This chapter doesn't cover corporate income tax, VAT, or other trade taxes your business may face. However, if you expect to reach breakeven and generate profits quickly, it's crucial to understand the local tax system's rates, payment schedules, and intricacies. You should also have a solid grasp of the local social system and your obligations as an employer.
Instead, this chapter focuses on the tax implications when investors require corporate restructuring in a different jurisdiction as part of a funding round. Under the local tax system, shareholders may face taxation when exchanging their original shares for new ones in the restructured company. The funding raise typically boosts your shares' (virtual) value significantly, potentially leading to a substantial tax liability. If the new jurisdiction is another EU country, this process is usually straightforward. However, if it's the US, things get considerably more complex.

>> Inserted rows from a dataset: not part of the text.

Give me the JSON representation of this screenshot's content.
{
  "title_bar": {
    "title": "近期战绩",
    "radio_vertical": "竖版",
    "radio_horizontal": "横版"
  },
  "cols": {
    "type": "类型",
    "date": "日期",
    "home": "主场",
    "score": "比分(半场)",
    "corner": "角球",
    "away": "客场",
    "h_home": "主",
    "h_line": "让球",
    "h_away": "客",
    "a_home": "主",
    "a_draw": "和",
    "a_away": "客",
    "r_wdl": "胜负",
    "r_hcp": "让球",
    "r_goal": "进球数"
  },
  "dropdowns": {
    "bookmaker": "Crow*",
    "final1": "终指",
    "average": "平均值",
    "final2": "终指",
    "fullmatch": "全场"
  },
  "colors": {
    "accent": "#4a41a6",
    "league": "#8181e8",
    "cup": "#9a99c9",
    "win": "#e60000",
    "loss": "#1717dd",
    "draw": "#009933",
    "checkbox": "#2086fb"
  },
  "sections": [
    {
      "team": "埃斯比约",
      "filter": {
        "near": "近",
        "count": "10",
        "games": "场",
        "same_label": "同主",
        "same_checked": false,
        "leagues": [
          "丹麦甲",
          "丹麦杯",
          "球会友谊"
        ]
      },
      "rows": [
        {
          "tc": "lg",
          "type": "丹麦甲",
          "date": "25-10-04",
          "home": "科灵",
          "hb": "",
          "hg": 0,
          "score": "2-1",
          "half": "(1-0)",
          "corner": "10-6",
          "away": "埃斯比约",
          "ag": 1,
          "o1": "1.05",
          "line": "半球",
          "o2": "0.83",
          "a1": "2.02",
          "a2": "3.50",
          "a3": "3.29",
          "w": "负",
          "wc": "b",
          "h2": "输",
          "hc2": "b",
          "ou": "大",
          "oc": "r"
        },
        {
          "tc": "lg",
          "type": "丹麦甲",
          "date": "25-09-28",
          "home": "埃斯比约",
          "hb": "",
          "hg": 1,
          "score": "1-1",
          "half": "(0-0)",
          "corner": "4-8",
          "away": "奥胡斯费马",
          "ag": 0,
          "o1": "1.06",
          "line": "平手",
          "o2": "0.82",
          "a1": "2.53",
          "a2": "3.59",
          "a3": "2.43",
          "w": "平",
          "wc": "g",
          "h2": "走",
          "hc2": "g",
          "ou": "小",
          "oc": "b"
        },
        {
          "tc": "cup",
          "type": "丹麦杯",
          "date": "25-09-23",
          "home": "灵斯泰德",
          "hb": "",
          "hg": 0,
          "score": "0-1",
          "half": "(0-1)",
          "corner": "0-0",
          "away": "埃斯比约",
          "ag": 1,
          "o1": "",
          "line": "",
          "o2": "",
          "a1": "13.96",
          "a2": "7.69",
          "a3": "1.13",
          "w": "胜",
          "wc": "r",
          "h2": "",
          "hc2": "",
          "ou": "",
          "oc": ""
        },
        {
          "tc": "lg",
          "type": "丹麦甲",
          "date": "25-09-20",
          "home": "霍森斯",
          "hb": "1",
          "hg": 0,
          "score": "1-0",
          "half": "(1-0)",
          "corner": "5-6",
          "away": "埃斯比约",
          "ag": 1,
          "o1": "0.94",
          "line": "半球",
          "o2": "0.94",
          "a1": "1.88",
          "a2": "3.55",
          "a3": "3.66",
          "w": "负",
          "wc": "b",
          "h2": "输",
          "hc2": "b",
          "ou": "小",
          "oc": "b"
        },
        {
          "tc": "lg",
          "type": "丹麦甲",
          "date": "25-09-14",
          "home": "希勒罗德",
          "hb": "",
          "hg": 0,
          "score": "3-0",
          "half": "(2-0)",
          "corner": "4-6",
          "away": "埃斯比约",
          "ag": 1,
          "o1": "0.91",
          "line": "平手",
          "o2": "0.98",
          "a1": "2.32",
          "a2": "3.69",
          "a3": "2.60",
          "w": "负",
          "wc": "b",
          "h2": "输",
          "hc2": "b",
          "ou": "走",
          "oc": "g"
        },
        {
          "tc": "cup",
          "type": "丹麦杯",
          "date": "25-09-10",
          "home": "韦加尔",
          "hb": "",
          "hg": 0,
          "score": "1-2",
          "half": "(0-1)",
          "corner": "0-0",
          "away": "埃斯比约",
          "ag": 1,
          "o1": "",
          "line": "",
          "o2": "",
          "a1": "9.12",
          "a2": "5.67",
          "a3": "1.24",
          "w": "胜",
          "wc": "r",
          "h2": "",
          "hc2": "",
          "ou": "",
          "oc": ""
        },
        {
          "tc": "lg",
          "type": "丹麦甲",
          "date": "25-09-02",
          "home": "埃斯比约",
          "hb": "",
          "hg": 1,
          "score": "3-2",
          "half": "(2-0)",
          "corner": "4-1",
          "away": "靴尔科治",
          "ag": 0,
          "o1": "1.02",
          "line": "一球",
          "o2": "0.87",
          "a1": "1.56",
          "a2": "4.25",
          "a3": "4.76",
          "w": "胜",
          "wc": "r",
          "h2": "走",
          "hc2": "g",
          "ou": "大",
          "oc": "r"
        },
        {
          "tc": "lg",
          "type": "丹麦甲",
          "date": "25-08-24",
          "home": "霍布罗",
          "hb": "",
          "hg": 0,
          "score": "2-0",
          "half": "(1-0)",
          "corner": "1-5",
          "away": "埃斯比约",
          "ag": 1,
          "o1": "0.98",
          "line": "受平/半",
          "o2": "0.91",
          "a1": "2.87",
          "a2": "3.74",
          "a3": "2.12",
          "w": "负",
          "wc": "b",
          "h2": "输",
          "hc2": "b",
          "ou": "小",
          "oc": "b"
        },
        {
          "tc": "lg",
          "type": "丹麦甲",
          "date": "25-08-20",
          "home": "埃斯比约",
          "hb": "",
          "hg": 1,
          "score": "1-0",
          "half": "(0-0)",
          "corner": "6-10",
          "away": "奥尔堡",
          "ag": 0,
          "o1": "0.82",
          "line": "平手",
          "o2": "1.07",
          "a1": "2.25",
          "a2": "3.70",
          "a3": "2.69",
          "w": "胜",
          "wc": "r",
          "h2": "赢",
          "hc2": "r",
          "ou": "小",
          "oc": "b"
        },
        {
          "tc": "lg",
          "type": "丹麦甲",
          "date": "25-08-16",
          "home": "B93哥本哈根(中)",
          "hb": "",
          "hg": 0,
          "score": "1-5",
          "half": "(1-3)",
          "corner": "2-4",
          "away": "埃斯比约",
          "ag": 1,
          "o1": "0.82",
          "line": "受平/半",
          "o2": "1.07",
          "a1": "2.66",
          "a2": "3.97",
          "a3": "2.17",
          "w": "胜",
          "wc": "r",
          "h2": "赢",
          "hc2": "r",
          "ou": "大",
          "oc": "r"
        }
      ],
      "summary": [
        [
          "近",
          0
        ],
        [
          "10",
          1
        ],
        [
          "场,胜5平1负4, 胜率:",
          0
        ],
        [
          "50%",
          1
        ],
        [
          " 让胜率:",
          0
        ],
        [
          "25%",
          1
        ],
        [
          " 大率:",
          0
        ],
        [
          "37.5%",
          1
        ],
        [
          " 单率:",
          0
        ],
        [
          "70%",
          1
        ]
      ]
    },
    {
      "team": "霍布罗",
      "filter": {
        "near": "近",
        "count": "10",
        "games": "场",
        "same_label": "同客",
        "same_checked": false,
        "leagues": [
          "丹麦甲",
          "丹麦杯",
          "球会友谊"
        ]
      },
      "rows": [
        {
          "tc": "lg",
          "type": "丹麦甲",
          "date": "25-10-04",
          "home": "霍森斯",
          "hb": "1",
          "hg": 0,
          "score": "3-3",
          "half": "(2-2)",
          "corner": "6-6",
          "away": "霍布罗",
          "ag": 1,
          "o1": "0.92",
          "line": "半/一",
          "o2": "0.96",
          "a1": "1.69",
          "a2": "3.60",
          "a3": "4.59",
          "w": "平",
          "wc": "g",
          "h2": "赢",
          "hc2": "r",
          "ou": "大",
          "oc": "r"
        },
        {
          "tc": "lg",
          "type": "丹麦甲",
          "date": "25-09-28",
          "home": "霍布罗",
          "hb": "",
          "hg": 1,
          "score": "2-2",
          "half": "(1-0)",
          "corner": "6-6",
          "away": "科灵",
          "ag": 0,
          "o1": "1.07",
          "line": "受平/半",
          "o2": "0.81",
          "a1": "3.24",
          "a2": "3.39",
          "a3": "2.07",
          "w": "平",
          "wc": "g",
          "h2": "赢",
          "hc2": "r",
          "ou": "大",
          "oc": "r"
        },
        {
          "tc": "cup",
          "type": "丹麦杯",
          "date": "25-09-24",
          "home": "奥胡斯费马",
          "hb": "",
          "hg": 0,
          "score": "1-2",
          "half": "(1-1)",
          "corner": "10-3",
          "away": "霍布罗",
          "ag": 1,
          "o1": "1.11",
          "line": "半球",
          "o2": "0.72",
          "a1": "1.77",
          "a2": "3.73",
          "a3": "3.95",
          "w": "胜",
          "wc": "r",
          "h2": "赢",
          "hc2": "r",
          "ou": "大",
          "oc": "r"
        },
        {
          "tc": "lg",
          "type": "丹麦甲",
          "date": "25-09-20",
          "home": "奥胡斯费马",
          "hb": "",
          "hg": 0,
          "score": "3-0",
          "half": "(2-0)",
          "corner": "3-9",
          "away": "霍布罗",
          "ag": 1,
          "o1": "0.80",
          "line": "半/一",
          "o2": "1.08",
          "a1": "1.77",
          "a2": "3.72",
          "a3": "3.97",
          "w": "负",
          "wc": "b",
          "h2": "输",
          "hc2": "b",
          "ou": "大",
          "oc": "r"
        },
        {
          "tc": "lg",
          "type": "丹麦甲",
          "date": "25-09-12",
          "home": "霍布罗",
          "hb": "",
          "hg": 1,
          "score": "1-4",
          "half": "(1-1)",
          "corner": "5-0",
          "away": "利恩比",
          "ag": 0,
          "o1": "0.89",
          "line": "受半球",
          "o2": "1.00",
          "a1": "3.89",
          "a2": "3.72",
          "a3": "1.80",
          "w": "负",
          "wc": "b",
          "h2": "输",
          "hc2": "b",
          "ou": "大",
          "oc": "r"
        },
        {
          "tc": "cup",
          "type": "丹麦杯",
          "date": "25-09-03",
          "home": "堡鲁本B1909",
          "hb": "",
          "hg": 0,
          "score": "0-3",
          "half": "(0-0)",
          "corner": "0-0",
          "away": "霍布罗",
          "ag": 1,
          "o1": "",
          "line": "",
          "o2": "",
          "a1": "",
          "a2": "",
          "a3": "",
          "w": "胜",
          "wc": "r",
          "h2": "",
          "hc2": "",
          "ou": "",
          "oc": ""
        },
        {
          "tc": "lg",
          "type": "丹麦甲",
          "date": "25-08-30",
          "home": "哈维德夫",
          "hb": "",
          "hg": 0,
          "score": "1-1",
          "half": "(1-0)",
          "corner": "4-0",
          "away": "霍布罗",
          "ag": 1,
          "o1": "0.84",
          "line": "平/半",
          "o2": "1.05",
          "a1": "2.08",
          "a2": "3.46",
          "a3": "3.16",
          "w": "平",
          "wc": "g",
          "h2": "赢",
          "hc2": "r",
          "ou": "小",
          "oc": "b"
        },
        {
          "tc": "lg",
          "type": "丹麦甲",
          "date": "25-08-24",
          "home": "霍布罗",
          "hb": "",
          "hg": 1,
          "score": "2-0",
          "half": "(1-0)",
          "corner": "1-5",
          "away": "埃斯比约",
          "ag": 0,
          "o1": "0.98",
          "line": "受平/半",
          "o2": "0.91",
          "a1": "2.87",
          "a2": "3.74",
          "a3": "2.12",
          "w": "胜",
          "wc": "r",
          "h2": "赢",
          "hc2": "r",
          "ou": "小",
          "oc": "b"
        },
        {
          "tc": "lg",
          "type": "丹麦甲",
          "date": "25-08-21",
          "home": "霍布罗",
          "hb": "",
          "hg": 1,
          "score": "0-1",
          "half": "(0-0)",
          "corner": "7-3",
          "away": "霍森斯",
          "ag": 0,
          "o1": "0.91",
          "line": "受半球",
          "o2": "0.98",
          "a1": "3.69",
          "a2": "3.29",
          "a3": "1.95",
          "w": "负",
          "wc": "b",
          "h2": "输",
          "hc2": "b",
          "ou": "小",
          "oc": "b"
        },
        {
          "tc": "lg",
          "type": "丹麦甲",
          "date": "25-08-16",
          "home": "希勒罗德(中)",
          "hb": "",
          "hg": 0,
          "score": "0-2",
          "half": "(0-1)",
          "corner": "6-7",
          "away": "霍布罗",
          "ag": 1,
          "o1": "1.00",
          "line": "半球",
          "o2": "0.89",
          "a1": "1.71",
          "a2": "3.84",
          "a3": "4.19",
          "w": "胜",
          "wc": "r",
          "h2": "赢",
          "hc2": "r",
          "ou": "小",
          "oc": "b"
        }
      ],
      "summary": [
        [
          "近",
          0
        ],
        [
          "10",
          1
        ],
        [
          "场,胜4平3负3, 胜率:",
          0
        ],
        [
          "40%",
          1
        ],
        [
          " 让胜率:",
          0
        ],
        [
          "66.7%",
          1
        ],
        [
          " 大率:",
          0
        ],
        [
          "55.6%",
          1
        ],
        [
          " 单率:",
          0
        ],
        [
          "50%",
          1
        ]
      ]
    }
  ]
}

Regardless of where you plan to incorporate, I would always advise setting up a legal entity as a buffer between you, the founder, and your venture. This separate company will own your shares instead of you personally, shielding you from potential tax liabilities if ownership changes. It's a precautionary measure worth considering, as you can't predict how your company will evolve, especially when its success hinges on external financing.
In the summer of 2017, flyiin successfully secured institutional investors—a US-based hedge fund and family office. Although it took two years to reach this milestone, it was worth the wait. The deal was perfect, with terms favoring the founders. Our investors strongly believed in our concept of a consumer-facing Air Travel Marketplace and were committed for the long haul.
As the US-based investors requested incorporation in Delaware and preferred immediate ownership equity over convertible loans, we consulted one of Germany's top corporate law firms. Initially, they saw no issue with the company flip to Delaware, so we signed the term sheet and began executing the plan. However, tax lawyers saw things differently. Despite spending months—and racking up significant legal fees (paid from my own pocket)—seeking a way to execute the deal, we hit a major roadblock that prevented us from closing. This setback would push the company to the brink of collapse over the next 18 months.
Since I owned shares in flyiin personally, rather than through a company, converting our German limited company to a US-based entity would have exposed me to a potential tax bill exceeding €800,000. While I'm no stranger to risk-taking, this was a bridge too far (to put it mildly). The root of the problem lay in Germany's tax system, which—unlike those of more startup-friendly countries—hadn't yet adapted to the unique realities of new tech companies.
Key Takeaway #11
To protect yourself from unexpected tax situations, it is important to set up a legal entity to own your shares in your venture. Depending on your location, this may cost a few hundred euros per year to maintain. However, it will save you headaches and ultimately be key to a successful funding raise.